The lyrics come across blatantly as a situation of rape in many instances. Has anybody asked which lines are being blurred? And how about T.I.’s rap in the song that assumes she wants her ### smacked and hair pulled? In one of the lines, he says, “I’ll give you something big enough to tear your ### in two.” This, as well as calling her an animal, is demeaning. It is not clear why Robin thinks that being with a “square” who treats her with respect is a bad thing either. What this presents us with is a double standard within the industry and culture of music. The press has completely overlooked his participation while blaming Miley for what happened. They chose to focus on Miley, who was acting out the lyrics, rather than Robin who wrote them and acted them out with her. While Robin Thicke gets away with making women disposable sexual objects, Miley Cyrus gets criticized for playing along.

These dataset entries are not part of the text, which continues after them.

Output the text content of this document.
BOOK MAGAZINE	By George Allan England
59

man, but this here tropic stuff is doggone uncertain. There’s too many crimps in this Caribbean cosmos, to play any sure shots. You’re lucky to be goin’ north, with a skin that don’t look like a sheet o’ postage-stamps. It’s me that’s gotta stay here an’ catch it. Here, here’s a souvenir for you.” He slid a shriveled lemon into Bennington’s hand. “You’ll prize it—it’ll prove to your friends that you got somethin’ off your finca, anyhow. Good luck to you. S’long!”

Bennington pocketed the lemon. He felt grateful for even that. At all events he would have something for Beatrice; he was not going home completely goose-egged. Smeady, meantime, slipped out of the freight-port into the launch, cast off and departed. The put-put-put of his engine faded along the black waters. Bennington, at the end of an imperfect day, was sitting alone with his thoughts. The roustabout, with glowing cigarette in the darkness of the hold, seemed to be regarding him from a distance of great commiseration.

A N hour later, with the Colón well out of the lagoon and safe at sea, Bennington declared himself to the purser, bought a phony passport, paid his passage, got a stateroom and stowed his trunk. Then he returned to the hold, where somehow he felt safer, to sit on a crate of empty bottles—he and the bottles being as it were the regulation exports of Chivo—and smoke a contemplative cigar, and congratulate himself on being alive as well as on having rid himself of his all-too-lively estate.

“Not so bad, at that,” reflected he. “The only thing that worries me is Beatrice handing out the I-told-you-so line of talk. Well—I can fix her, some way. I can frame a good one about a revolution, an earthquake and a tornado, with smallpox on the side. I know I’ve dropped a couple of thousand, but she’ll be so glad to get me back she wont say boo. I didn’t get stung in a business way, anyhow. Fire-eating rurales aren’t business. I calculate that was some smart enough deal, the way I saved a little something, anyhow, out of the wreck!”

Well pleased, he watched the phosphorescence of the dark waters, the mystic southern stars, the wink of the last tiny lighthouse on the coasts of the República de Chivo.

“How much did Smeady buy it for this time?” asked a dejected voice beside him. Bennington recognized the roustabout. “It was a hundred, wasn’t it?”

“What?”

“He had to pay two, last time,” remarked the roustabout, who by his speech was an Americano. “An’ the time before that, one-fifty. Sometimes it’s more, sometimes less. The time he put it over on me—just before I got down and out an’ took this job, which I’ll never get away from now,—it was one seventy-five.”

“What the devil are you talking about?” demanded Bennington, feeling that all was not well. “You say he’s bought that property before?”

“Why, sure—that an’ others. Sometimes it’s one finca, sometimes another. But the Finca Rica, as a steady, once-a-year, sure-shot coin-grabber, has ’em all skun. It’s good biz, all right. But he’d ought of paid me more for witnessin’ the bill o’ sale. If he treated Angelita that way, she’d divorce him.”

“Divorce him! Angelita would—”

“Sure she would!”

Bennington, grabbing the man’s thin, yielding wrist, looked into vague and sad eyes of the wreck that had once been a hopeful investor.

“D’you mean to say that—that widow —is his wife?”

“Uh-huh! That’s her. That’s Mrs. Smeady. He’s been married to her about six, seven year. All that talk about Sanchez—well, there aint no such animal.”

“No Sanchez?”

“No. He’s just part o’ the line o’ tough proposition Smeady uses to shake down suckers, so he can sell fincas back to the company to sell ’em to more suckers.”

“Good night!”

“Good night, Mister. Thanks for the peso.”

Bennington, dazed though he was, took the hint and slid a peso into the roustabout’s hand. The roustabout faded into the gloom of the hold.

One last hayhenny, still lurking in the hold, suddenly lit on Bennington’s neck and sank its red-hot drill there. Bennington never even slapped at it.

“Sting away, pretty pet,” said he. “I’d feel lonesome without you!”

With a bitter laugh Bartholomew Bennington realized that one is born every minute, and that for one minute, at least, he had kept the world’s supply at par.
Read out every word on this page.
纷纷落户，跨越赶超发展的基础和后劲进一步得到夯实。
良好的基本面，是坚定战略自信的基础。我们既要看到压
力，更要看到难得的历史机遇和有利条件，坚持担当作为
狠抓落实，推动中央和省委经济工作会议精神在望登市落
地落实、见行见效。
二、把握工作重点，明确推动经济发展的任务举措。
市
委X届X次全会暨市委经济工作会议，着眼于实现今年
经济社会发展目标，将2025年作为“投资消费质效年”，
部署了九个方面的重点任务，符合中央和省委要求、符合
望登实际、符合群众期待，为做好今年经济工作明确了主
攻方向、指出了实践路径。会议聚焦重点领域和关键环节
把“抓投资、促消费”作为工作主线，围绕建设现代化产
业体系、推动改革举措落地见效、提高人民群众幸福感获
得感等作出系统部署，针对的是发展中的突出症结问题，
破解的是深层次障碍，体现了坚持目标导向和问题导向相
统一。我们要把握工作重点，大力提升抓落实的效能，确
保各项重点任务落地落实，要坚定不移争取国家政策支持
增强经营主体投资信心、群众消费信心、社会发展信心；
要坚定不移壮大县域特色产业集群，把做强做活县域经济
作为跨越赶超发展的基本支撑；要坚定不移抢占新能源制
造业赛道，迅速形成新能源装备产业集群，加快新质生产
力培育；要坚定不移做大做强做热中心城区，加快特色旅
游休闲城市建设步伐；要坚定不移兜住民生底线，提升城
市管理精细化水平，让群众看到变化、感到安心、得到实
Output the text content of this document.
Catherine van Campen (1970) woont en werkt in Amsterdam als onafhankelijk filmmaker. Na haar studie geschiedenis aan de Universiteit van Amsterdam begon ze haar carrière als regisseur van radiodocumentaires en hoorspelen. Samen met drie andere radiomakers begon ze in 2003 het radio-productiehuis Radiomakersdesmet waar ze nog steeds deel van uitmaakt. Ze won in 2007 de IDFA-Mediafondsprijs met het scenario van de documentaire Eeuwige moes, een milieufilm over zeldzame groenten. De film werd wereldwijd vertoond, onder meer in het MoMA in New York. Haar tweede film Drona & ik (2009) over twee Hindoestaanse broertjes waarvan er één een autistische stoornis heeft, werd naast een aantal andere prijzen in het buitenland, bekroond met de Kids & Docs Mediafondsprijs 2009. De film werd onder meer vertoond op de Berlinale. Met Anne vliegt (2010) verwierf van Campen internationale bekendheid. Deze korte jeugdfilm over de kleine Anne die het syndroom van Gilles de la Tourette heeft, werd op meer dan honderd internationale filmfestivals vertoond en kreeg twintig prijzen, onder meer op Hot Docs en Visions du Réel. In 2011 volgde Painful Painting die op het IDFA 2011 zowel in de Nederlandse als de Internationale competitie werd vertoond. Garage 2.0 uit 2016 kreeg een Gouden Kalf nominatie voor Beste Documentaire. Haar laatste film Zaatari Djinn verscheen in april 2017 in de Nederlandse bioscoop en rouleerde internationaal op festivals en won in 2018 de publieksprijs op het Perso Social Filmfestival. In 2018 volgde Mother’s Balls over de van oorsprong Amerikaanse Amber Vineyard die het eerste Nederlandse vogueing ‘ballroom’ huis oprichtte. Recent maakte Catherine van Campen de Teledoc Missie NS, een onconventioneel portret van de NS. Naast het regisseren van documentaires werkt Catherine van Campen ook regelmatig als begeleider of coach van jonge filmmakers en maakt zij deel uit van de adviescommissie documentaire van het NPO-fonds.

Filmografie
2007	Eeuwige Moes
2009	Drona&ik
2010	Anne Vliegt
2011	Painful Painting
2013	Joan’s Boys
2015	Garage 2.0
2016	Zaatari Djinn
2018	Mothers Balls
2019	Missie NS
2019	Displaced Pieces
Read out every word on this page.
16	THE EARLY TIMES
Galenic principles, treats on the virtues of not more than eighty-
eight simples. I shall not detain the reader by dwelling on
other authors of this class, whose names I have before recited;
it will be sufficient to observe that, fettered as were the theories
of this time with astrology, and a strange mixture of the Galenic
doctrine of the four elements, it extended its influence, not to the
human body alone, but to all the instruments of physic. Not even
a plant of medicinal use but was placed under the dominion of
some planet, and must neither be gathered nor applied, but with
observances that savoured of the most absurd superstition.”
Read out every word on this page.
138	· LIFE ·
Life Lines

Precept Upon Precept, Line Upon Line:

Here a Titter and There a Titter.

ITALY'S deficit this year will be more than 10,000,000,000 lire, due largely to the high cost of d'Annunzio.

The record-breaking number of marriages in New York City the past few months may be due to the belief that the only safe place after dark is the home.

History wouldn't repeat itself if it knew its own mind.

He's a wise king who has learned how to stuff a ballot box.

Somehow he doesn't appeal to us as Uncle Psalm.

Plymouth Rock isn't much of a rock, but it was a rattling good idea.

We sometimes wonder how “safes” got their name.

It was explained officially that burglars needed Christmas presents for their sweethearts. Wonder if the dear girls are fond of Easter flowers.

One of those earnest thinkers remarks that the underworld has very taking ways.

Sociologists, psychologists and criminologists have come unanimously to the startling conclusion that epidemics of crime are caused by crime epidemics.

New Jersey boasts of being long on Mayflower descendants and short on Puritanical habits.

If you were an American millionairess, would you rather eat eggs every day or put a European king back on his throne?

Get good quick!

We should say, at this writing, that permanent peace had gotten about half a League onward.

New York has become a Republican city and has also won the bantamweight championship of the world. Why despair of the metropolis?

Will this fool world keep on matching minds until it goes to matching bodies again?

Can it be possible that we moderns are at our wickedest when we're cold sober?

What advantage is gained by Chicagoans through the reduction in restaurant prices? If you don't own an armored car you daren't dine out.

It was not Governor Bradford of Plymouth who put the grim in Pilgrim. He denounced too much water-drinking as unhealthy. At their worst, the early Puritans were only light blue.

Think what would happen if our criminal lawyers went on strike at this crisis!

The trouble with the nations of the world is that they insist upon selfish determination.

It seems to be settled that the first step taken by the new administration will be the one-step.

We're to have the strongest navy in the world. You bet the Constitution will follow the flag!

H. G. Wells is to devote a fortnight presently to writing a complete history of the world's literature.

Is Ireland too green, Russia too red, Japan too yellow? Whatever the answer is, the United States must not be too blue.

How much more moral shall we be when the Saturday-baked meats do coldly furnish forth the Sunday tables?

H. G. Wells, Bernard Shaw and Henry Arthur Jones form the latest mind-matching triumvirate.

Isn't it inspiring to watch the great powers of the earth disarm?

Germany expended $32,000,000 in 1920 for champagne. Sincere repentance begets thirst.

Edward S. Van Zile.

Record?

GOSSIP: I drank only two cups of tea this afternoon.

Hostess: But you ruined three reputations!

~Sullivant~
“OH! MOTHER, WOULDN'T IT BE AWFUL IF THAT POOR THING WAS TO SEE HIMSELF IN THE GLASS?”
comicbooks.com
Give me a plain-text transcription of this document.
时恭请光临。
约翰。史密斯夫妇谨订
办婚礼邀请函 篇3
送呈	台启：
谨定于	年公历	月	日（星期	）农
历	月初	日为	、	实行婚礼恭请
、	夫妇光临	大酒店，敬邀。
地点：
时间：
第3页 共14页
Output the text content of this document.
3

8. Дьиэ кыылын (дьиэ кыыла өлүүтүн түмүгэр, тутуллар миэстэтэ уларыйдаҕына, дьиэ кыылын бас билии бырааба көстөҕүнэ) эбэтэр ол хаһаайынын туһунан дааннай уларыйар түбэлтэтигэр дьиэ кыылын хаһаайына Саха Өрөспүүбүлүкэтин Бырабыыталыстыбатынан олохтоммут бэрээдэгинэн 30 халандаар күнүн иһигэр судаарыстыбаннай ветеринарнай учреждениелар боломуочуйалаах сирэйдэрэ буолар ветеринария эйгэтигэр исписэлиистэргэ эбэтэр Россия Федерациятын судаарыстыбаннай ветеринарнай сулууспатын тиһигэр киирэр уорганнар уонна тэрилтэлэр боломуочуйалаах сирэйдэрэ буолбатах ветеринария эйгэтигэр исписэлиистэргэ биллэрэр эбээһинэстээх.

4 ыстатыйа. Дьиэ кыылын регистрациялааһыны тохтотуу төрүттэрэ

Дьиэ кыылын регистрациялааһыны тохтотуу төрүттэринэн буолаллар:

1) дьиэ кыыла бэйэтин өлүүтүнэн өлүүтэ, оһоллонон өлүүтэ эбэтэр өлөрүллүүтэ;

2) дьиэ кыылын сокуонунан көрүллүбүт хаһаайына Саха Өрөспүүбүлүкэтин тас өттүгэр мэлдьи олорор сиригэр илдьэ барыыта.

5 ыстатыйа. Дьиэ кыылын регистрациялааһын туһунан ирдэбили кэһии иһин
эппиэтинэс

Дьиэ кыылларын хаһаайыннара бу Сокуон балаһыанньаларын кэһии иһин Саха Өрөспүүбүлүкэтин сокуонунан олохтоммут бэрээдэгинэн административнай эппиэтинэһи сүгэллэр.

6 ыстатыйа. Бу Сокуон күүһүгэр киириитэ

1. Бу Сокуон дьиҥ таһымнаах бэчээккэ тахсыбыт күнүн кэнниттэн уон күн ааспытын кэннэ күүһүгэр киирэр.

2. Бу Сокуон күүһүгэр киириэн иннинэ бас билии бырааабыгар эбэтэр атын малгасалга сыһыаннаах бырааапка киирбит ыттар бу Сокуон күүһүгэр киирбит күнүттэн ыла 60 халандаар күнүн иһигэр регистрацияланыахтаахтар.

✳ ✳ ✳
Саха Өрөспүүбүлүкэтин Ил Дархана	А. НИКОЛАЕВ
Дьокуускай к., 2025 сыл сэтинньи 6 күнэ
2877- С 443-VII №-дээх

These are only a few examples of the double standards and female objectification that feminists have been trying to eradicate for so long that still lingers within our culture. These women have been exposed to an industry that tells them to act in a certain way, and it is up to them to decide how to respond. They can either do what the men in power tell them to in order to get attention from audiences, or they can try to go against the grain, running the risk of moving into obscurity. Unfortunately, the roles that are placed on these women will not change until men like Robin Thicke and those in power change.
Meanwhile, we criticize those who have been conditioned to perform these behaviors and continue to pay more attention to those who act in certain ways. This reinforces what they have been told and perpetuates the cycle that connects success in music to performance techniques. What we are forced to acknowledge in these situations is that despite feminist movements, we still do not know how to present female musicians.